Although the Biden administration has touted its American Jobs Plan and its ability to improve long-term care with a $400 billion investment, there’s a lot of “unknowns” about how it will affect providers.

That uncertainty has left LHC Group and others cautiously optimistic.

“With the $400 billion that’s proposed, it’s difficult, because there’s a number that’s out there, but there’s not a lot of detail around how it’s going to be structured,” Myers said. “It could mean a lot of things. We don’t know how much union activity is going to be involved in that. So we’re taking a conservative approach to everything and staying very close to it from a policy perspective and waiting for more color around it.”

Personal care goals

Personal care services currently represent a smaller portion of LHC Group’s overall business, accounting for about 9% of its net service revenue.

Myers said that the company is not opposed to growing that service line in the future. If LHC Group does go down that road, it will still take that same conservative approach that it does elsewhere, he noted.
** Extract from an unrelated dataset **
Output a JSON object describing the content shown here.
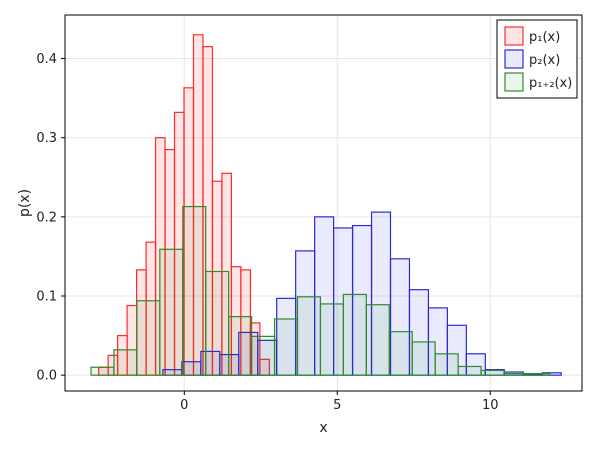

“I’m not ruling out more expansion into personal care services,” Myers said. “We think that’s a vital service, but it’s been the most difficult one for us to manage because of how it’s delivered. There’s a different program in every state … and there’s challenges like stable staffing [and others]. We’re not risk takers. We’re keeping a close eye on it, though, and if there’s an opportunity there and the risk profiles good enough for us, we’ll move in that direction.”

On the home health side, the company remains confident in its organic growth strategies, pointing to its numbers through the COVID-19 crisis as the reason.

LHC Group’s admissions per day were higher in Q1 than they were last year, increasing from an average daily census of 76,978 to 83,938.

“To be back on that pace — after having that hurdle rate for this quarter and all the headwinds — is a true testament to the growth momentum we currently have in our home health segment,” LHC Group President Joshua Proffitt said on the call.